Bad management

Buried in the publicity of a nasty airline strike was a vivid example of how misdirected
management’s service improvement efforts can become. To improve service, the airline ordered
all attendants to attend three hour “Commitment to Courtesy” classes without pay. “They told
us the reason we were losing money was because we were rude to passengers,” said one
attendant.

How reasonable would it be to hold a shipping dock worker responsible for the quality of the
goods in the boxes he or she is shipping Not only would that be unfair, it would be bad
management. A good manager would argue, quite rightly, that the manufacturing process should
be traced back to find the ultimate source of the defects.
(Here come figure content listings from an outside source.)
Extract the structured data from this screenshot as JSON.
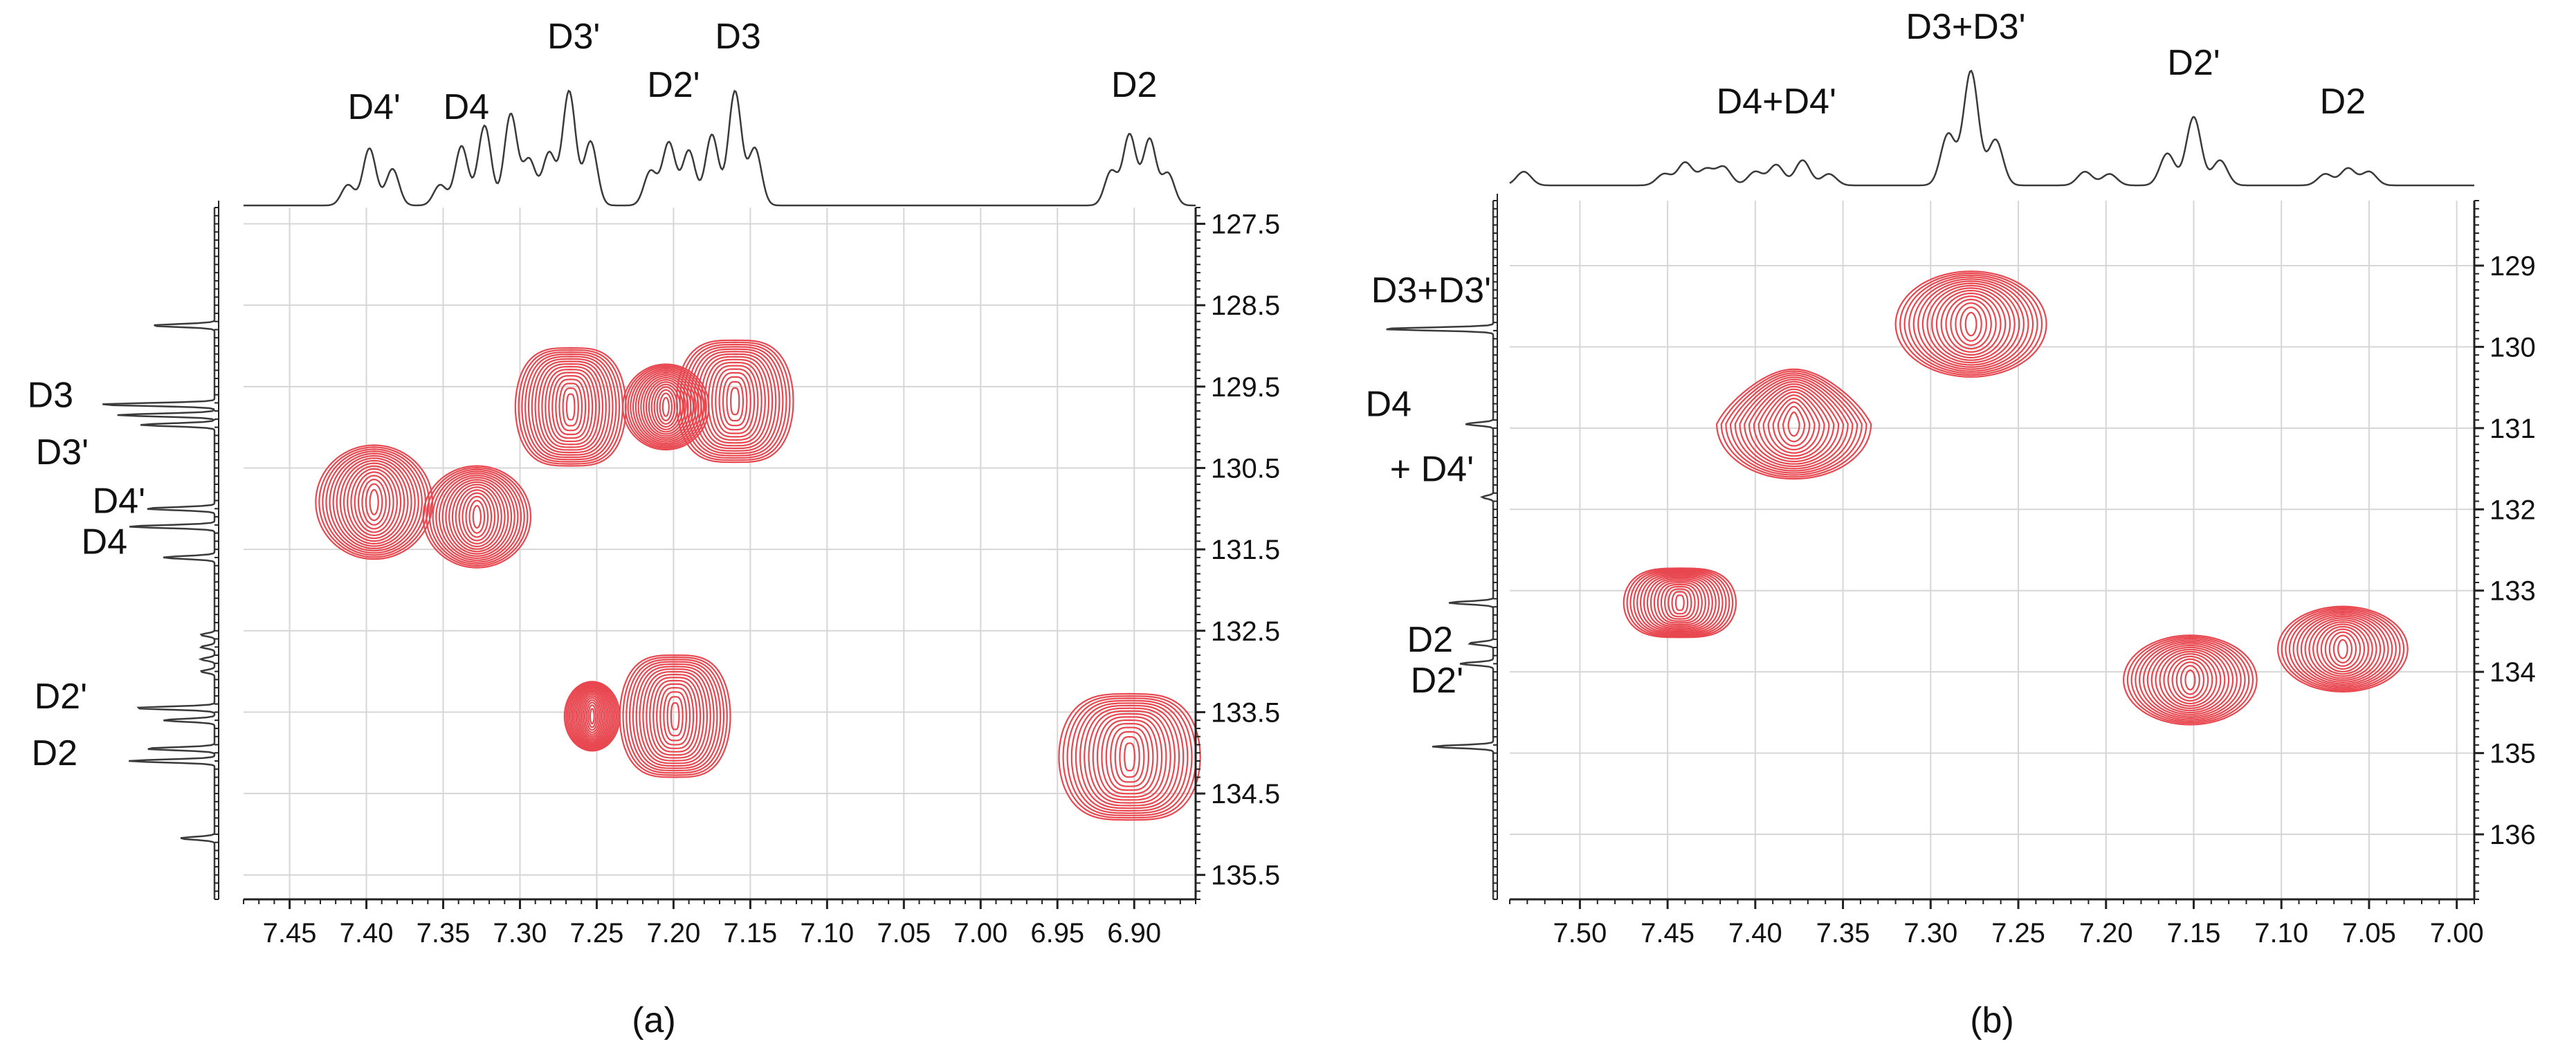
{
  "colors": {
    "contour": "#e8474f",
    "projection": "#3a3a3a",
    "grid": "#d6d6d6",
    "axis": "#222222"
  },
  "chart_data": [
    {
      "type": "heatmap",
      "panel_label": "(a)",
      "x_axis": {
        "scale": "1H chemical shift (ppm)",
        "range": [
          7.48,
          6.86
        ],
        "ticks": [
          "7.45",
          "7.40",
          "7.35",
          "7.30",
          "7.25",
          "7.20",
          "7.15",
          "7.10",
          "7.05",
          "7.00",
          "6.95",
          "6.90"
        ]
      },
      "y_axis": {
        "scale": "13C chemical shift (ppm)",
        "side": "right",
        "range": [
          127.3,
          135.8
        ],
        "ticks": [
          "127.5",
          "128.5",
          "129.5",
          "130.5",
          "131.5",
          "132.5",
          "133.5",
          "134.5",
          "135.5"
        ]
      },
      "grid": true,
      "top_projection": {
        "labels": [
          {
            "text": "D4'",
            "x": 7.395
          },
          {
            "text": "D4",
            "x": 7.335
          },
          {
            "text": "D3'",
            "x": 7.265
          },
          {
            "text": "D2'",
            "x": 7.2
          },
          {
            "text": "D3",
            "x": 7.158
          },
          {
            "text": "D2",
            "x": 6.9
          }
        ],
        "peaks": [
          {
            "x": 7.412,
            "h": 0.18
          },
          {
            "x": 7.398,
            "h": 0.5
          },
          {
            "x": 7.383,
            "h": 0.32
          },
          {
            "x": 7.352,
            "h": 0.18
          },
          {
            "x": 7.338,
            "h": 0.52
          },
          {
            "x": 7.323,
            "h": 0.7
          },
          {
            "x": 7.306,
            "h": 0.8
          },
          {
            "x": 7.294,
            "h": 0.4
          },
          {
            "x": 7.281,
            "h": 0.46
          },
          {
            "x": 7.268,
            "h": 1.0
          },
          {
            "x": 7.254,
            "h": 0.56
          },
          {
            "x": 7.215,
            "h": 0.3
          },
          {
            "x": 7.203,
            "h": 0.55
          },
          {
            "x": 7.19,
            "h": 0.48
          },
          {
            "x": 7.175,
            "h": 0.62
          },
          {
            "x": 7.16,
            "h": 1.0
          },
          {
            "x": 7.147,
            "h": 0.5
          },
          {
            "x": 6.915,
            "h": 0.3
          },
          {
            "x": 6.903,
            "h": 0.62
          },
          {
            "x": 6.89,
            "h": 0.58
          },
          {
            "x": 6.878,
            "h": 0.28
          }
        ]
      },
      "left_projection": {
        "labels": [
          {
            "text": "D3",
            "y": 129.6
          },
          {
            "text": "D3'",
            "y": 130.3
          },
          {
            "text": "D4'",
            "y": 130.9
          },
          {
            "text": "D4",
            "y": 131.4
          },
          {
            "text": "D2'",
            "y": 133.3
          },
          {
            "text": "D2",
            "y": 134.0
          }
        ],
        "peaks": [
          {
            "y": 128.75,
            "h": 0.55
          },
          {
            "y": 129.72,
            "h": 1.0
          },
          {
            "y": 129.85,
            "h": 0.85
          },
          {
            "y": 129.97,
            "h": 0.65
          },
          {
            "y": 131.0,
            "h": 0.6
          },
          {
            "y": 131.22,
            "h": 0.75
          },
          {
            "y": 131.6,
            "h": 0.45
          },
          {
            "y": 132.55,
            "h": 0.12
          },
          {
            "y": 132.7,
            "h": 0.12
          },
          {
            "y": 132.85,
            "h": 0.12
          },
          {
            "y": 133.0,
            "h": 0.12
          },
          {
            "y": 133.45,
            "h": 0.7
          },
          {
            "y": 133.6,
            "h": 0.45
          },
          {
            "y": 133.95,
            "h": 0.6
          },
          {
            "y": 134.1,
            "h": 0.75
          },
          {
            "y": 135.05,
            "h": 0.3
          }
        ]
      },
      "cross_peaks": [
        {
          "x": 7.395,
          "y": 130.92,
          "rx": 0.038,
          "ry": 1.4
        },
        {
          "x": 7.328,
          "y": 131.1,
          "rx": 0.035,
          "ry": 1.25
        },
        {
          "x": 7.267,
          "y": 129.75,
          "rx": 0.036,
          "ry": 1.45,
          "flat": true
        },
        {
          "x": 7.205,
          "y": 129.75,
          "rx": 0.028,
          "ry": 1.05
        },
        {
          "x": 7.16,
          "y": 129.68,
          "rx": 0.038,
          "ry": 1.5,
          "flat": true
        },
        {
          "x": 7.253,
          "y": 133.55,
          "rx": 0.018,
          "ry": 0.85
        },
        {
          "x": 7.199,
          "y": 133.55,
          "rx": 0.036,
          "ry": 1.5,
          "flat": true
        },
        {
          "x": 6.903,
          "y": 134.05,
          "rx": 0.046,
          "ry": 1.55,
          "flat": true
        }
      ]
    },
    {
      "type": "heatmap",
      "panel_label": "(b)",
      "x_axis": {
        "scale": "1H chemical shift (ppm)",
        "range": [
          7.54,
          6.99
        ],
        "ticks": [
          "7.50",
          "7.45",
          "7.40",
          "7.35",
          "7.30",
          "7.25",
          "7.20",
          "7.15",
          "7.10",
          "7.05",
          "7.00"
        ]
      },
      "y_axis": {
        "scale": "13C chemical shift (ppm)",
        "side": "right",
        "range": [
          128.2,
          136.8
        ],
        "ticks": [
          "129",
          "130",
          "131",
          "132",
          "133",
          "134",
          "135",
          "136"
        ]
      },
      "grid": true,
      "top_projection": {
        "labels": [
          {
            "text": "D4+D4'",
            "x": 7.388
          },
          {
            "text": "D3+D3'",
            "x": 7.28
          },
          {
            "text": "D2'",
            "x": 7.15
          },
          {
            "text": "D2",
            "x": 7.065
          }
        ],
        "peaks": [
          {
            "x": 7.532,
            "h": 0.12
          },
          {
            "x": 7.452,
            "h": 0.1
          },
          {
            "x": 7.44,
            "h": 0.2
          },
          {
            "x": 7.428,
            "h": 0.14
          },
          {
            "x": 7.418,
            "h": 0.16
          },
          {
            "x": 7.4,
            "h": 0.12
          },
          {
            "x": 7.388,
            "h": 0.18
          },
          {
            "x": 7.373,
            "h": 0.22
          },
          {
            "x": 7.358,
            "h": 0.1
          },
          {
            "x": 7.29,
            "h": 0.45
          },
          {
            "x": 7.277,
            "h": 1.0
          },
          {
            "x": 7.263,
            "h": 0.4
          },
          {
            "x": 7.212,
            "h": 0.12
          },
          {
            "x": 7.198,
            "h": 0.1
          },
          {
            "x": 7.165,
            "h": 0.28
          },
          {
            "x": 7.15,
            "h": 0.6
          },
          {
            "x": 7.135,
            "h": 0.22
          },
          {
            "x": 7.075,
            "h": 0.1
          },
          {
            "x": 7.062,
            "h": 0.15
          },
          {
            "x": 7.05,
            "h": 0.12
          }
        ]
      },
      "left_projection": {
        "labels": [
          {
            "text": "D3+D3'",
            "y": 129.3
          },
          {
            "text": "D4",
            "y": 130.7
          },
          {
            "text": "+ D4'",
            "y": 131.5
          },
          {
            "text": "D2",
            "y": 133.6
          },
          {
            "text": "D2'",
            "y": 134.1
          }
        ],
        "peaks": [
          {
            "y": 129.78,
            "h": 1.0
          },
          {
            "y": 130.95,
            "h": 0.25
          },
          {
            "y": 131.85,
            "h": 0.1
          },
          {
            "y": 133.15,
            "h": 0.4
          },
          {
            "y": 133.65,
            "h": 0.22
          },
          {
            "y": 133.9,
            "h": 0.3
          },
          {
            "y": 134.92,
            "h": 0.55
          }
        ]
      },
      "cross_peaks": [
        {
          "x": 7.443,
          "y": 133.15,
          "rx": 0.032,
          "ry": 0.85,
          "flat": true
        },
        {
          "x": 7.378,
          "y": 130.95,
          "rx": 0.044,
          "ry": 1.35,
          "teardrop": true
        },
        {
          "x": 7.277,
          "y": 129.72,
          "rx": 0.043,
          "ry": 1.3
        },
        {
          "x": 7.152,
          "y": 134.1,
          "rx": 0.038,
          "ry": 1.1
        },
        {
          "x": 7.065,
          "y": 133.72,
          "rx": 0.037,
          "ry": 1.05
        }
      ]
    }
  ]
}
So how reasonable is it for managers to hold the final deliverer responsible for the quality of the
products or services he or she is delivering The person on the front serving line is a symptom
carrier, not the source of the problem. While he or she may be contributing to low service
delivery, blaming him or her is not only unfair, it’s unproductive.

The basic problem is that people are visible, but the systems and organization culture by which
group and individual behavior is shaped are largely invisible. So when something goes wrong, it’s
easy to trace the problem back to whoever touched it last and lay the blame there.

If you put a good person into a bad system the system will win. This has been proven so often
that it has become a truism in the quality improvement field called the “85/15 Rule”. The 85/15
Rule shows that if you trace errors or service complaints back to the root cause, about 85% of
the time the fault lays in the system, processes, structure, or practices of the organization. Only
about 15% of the ricochets can be traced back to someone who didn’t care or wasn’t conscientious enough.

I’ve seethed in the seats of all too many airport gates waiting for a late aircraft, or scrambling to find an alternate way home. Having a flight attendant then give me a bag of peanuts and a big courteous smile doesn’t turn me into a satisfied customer. I often feel sorry for the attendants (and the harried gate agents) while plotting my revenge for the faceless bureaucrats and managers that can’t get the organization’s act together.

Frontline servers often provide delightful service in spite of, not because of, their organization’s support and systems. Given the many obstacles, it’s a minor miracle that service is being
provided at all by some exceptionally caring employees!

Many manifestations of the “our workforce is to blame” assumption stem from the all too
common, but badly misguided, inclination to begin error “seek and destroy missions” by asking
“who” rather than “what” went wrong. Symptom carriers of the organization’s system and
process problems are hunted down and hung by the neck. The result is a culture of fixing the
blame rather than the problem. A culture of fear, cover your backside, and finger pointing.

If senior management truly wants to find the source of their organization’s declining service
levels, the best place to start is with a long and deep look in the mirror.